参考ブログ:マイクロ法人の相談事例・メリットとデメリットは?
国保組合への加入
国民健康保険税は基本的に市区町村が運営していますが、特定の業種・職域の人たちが自ら組合をつくって運営する形も認められており、それが「国民健康保険組合」です。
国民健康保険税よりも保険料が安いことがありますが、会費がかかったり、団体色が強い場合もあるのでよく情報を確認してから加入するほうが良いでしょう。
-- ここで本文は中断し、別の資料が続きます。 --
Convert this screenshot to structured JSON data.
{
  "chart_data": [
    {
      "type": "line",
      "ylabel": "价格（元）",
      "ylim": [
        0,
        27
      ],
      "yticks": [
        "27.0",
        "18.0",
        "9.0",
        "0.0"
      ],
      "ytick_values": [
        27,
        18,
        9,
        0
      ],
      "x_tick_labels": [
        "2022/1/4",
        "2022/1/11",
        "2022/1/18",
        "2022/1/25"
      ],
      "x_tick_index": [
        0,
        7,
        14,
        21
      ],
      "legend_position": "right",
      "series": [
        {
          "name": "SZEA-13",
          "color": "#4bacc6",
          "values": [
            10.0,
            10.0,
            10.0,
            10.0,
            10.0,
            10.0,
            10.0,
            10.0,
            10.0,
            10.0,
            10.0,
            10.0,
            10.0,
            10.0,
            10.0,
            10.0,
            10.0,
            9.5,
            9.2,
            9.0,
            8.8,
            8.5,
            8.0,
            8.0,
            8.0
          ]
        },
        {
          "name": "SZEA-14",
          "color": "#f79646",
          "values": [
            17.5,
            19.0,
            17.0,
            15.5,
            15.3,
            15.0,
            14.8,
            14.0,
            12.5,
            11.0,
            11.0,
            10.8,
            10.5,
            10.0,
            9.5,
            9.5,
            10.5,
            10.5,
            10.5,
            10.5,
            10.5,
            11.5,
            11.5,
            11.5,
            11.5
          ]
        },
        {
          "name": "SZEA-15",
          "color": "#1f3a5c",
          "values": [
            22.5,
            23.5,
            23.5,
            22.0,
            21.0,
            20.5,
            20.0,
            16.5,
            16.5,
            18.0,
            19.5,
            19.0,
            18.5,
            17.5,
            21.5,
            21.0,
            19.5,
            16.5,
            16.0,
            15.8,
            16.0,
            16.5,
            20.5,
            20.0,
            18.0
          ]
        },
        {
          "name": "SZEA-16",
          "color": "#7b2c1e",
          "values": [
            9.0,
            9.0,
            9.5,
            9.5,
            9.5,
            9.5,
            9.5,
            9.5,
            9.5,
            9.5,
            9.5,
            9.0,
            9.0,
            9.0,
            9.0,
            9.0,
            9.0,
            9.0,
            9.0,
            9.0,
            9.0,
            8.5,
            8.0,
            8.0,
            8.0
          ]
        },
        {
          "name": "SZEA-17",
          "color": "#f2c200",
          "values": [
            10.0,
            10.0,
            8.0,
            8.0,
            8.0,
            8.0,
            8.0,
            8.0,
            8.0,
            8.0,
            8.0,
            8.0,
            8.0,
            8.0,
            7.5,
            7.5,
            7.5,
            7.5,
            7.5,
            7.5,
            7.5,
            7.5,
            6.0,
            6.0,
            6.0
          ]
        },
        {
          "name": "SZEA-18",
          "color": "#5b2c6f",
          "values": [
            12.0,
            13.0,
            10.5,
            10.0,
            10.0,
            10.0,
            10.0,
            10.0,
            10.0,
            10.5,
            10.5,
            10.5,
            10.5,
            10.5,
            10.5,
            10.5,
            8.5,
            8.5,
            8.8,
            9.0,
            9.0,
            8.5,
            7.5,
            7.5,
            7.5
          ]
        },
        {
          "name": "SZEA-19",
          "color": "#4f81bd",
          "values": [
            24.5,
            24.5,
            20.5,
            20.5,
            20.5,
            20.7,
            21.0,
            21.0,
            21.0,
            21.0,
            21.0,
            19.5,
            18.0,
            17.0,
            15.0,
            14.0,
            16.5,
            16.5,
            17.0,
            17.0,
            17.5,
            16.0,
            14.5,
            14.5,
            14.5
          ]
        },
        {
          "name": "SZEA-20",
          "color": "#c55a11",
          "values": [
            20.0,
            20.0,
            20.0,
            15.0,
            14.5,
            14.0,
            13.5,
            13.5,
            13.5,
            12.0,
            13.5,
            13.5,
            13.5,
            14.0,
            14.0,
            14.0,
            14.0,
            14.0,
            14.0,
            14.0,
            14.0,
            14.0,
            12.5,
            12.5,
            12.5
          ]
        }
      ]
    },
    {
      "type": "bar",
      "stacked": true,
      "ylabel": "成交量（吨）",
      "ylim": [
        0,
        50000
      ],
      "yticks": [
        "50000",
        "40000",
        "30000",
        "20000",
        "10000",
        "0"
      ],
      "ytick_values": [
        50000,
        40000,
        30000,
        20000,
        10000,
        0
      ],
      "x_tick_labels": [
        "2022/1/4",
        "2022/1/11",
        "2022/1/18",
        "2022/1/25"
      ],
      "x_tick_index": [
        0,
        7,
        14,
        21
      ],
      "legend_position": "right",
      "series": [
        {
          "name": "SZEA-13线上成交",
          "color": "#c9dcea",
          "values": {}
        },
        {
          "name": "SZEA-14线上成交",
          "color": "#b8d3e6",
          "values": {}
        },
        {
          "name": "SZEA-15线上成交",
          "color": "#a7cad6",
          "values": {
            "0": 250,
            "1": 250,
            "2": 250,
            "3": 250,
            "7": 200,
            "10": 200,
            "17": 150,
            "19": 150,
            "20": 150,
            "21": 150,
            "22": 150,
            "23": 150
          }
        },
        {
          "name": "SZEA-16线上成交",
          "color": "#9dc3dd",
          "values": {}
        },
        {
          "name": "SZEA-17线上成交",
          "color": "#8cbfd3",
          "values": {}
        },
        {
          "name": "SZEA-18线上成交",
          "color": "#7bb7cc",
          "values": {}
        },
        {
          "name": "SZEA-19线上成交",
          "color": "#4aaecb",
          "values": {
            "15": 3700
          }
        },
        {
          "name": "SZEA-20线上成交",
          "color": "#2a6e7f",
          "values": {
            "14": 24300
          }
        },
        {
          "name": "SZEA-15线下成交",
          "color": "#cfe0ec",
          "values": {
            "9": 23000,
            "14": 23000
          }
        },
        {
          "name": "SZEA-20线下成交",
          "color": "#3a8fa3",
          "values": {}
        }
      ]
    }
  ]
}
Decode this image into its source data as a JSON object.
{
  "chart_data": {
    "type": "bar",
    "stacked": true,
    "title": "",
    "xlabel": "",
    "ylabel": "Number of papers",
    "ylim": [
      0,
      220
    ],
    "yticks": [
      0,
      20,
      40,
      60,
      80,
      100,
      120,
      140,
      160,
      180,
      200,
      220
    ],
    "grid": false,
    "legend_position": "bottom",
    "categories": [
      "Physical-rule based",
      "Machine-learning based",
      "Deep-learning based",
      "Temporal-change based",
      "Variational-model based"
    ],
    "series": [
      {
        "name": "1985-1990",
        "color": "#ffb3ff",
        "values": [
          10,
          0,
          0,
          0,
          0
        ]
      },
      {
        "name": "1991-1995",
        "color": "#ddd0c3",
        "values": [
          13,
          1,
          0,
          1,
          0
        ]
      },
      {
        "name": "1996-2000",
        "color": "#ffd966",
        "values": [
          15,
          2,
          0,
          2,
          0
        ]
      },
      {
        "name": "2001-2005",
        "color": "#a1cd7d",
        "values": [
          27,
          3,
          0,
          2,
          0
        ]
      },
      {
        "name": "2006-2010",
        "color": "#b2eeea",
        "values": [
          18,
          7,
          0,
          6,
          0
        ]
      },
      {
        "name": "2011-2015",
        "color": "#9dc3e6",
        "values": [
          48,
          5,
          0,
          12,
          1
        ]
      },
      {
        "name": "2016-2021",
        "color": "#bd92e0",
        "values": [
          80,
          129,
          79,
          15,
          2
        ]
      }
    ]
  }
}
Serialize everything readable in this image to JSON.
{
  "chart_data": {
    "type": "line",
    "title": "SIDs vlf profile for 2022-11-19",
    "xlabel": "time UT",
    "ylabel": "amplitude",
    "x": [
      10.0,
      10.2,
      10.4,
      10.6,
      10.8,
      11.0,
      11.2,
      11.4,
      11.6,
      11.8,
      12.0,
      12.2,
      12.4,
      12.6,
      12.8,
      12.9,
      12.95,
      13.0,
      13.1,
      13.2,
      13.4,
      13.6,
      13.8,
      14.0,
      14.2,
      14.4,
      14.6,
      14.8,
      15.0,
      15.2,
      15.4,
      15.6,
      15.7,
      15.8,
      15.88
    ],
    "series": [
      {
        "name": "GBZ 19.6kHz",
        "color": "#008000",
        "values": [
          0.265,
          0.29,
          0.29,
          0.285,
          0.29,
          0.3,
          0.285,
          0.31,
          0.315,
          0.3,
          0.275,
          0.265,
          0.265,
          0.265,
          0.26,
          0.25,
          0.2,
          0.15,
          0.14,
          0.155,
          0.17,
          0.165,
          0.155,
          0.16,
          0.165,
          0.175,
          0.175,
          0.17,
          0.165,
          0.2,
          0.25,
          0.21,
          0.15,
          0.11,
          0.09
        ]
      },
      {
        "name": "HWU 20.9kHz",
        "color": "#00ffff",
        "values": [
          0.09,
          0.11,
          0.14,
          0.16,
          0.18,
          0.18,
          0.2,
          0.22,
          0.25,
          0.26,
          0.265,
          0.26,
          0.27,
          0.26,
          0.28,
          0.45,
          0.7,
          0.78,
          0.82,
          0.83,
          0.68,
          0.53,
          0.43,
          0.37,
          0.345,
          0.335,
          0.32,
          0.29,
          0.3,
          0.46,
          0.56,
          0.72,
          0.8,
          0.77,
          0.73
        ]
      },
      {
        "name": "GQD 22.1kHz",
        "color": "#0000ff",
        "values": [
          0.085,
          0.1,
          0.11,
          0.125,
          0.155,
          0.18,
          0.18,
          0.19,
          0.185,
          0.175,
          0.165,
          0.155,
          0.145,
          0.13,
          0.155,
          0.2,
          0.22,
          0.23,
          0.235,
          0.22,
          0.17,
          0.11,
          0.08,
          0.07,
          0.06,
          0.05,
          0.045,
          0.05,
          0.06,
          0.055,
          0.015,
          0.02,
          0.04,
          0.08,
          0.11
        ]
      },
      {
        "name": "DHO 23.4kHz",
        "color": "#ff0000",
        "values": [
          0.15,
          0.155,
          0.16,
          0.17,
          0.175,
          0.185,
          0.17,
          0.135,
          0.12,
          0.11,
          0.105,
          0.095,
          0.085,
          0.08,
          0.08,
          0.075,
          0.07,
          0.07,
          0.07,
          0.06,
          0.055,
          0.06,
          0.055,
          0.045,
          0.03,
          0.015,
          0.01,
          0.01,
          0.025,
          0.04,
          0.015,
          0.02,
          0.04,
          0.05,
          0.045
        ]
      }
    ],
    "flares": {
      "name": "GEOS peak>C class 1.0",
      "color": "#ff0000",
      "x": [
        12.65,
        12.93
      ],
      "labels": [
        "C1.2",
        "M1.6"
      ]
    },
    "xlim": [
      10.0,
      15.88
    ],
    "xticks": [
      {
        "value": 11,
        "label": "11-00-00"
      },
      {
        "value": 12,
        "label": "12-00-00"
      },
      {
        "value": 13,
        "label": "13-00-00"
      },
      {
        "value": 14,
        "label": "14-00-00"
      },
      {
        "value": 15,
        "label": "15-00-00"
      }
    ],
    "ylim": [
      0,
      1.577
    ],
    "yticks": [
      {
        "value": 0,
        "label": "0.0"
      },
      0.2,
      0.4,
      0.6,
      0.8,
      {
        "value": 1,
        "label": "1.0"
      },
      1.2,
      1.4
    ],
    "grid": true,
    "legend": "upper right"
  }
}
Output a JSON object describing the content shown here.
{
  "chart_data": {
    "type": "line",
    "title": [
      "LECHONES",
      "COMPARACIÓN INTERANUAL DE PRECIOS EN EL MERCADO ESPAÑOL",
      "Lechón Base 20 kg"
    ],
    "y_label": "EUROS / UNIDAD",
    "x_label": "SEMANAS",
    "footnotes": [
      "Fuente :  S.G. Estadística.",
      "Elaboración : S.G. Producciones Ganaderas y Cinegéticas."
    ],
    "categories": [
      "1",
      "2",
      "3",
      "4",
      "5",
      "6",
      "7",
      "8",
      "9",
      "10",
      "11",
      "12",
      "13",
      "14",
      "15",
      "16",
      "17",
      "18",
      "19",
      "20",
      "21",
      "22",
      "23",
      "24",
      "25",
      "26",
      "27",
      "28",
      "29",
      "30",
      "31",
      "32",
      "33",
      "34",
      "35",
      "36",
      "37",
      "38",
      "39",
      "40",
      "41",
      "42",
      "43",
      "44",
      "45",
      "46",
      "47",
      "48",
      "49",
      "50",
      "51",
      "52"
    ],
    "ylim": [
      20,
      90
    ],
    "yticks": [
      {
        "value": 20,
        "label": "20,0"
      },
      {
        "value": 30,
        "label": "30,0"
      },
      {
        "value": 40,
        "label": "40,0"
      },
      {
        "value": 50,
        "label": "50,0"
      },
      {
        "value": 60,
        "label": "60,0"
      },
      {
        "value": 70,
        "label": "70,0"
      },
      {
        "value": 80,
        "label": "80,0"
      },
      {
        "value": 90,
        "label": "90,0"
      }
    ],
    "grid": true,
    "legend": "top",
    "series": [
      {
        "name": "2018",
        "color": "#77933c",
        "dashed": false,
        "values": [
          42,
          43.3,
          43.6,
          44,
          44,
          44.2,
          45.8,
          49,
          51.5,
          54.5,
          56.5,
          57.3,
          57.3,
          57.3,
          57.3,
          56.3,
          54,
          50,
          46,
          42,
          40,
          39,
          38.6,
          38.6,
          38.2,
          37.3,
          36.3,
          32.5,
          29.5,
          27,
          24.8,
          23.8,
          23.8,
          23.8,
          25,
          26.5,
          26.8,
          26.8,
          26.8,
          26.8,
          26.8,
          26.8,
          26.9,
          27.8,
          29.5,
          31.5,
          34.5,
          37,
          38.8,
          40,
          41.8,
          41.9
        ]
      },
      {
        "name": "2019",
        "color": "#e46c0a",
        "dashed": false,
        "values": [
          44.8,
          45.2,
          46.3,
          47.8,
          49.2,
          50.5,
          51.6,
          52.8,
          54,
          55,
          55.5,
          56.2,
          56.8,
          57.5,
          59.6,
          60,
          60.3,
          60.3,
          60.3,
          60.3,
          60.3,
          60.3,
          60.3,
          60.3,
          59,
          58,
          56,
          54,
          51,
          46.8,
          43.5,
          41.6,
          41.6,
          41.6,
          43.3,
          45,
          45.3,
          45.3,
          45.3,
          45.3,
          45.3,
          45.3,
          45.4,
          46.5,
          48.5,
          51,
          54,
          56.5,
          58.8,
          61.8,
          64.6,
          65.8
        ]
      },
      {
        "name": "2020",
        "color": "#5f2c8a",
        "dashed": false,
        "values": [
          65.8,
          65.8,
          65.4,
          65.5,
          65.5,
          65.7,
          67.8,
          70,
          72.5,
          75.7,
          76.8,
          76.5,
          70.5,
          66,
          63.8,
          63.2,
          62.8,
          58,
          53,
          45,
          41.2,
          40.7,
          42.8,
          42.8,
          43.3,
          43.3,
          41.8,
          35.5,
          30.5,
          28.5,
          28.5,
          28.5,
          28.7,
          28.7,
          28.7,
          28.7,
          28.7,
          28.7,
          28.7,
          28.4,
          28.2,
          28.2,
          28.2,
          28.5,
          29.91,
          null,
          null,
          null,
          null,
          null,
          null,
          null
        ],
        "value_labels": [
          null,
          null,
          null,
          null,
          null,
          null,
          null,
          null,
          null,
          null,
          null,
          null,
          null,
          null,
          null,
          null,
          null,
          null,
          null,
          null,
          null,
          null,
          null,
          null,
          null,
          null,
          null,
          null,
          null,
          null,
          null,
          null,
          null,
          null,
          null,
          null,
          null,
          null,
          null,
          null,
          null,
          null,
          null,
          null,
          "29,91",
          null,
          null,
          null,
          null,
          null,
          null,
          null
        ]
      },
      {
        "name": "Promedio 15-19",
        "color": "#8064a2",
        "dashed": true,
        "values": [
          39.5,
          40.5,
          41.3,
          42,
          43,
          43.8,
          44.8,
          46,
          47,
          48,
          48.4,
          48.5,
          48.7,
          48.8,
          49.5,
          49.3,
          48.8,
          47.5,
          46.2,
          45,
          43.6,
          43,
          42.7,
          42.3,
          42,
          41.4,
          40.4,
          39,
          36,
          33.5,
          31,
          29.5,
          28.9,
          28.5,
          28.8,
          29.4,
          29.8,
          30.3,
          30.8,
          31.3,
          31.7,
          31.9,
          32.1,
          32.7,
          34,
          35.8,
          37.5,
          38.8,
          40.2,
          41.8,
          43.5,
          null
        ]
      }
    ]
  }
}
参考ブログ:個人で建設業を営んでいる人が入れる国民健康保険組合について比較してみた。
扶養を変更する。(均等割り)
夫婦でどちらかが会社員、もう一方が個人事業主のような場合には、子どもをどちらの扶養に入れるかで均等割りの負担が変わる可能性があります。
たとえば:
- 夫:会社員(健康保険加入)
- 妻:自営業(国民健康保険加入)
このような場合、子どもをどちらの扶養に入れるかで負担が変わる可能性があります。
- 子どもを夫(会社員)の社保扶養に加入させる場合:子どもの分の国保料は不要
- 子どもを妻(自営業)の国民健康保険に加入させた場合:子どもの分の保険税が加算される
国民健康保険税 減免制度(越谷市の場合)
越谷市では、所得の減少、失業、災害などで生活が困難な場合、申請により国民健康保険税の一部または全額が減免される制度があります。18歳未満の子どもが3人以上いる多子世帯は、3人目以降の均等割が全額免除されます。また、一部負担金の減免や納付猶予制度も用意されています。申請には、本人確認書類や、所得・失業を証明するための書類が必要です。
まとめ
住民税・国民健康保険税の節税を考えるなら、以下のポイントが重要です。
- 「総所得」を減らす施策が、国民健康保険税対策のカギ
- 「所得控除」を活用すれば、住民税対策に有効
- 経費計上・共済加入・青色申告・世帯構成の見直しなど、実行しやすい節税策も多数
「よくわからないから…」と何も対策を取らないのが一番もったいない状況です。
できるところから、少しずつ見直してみましょう。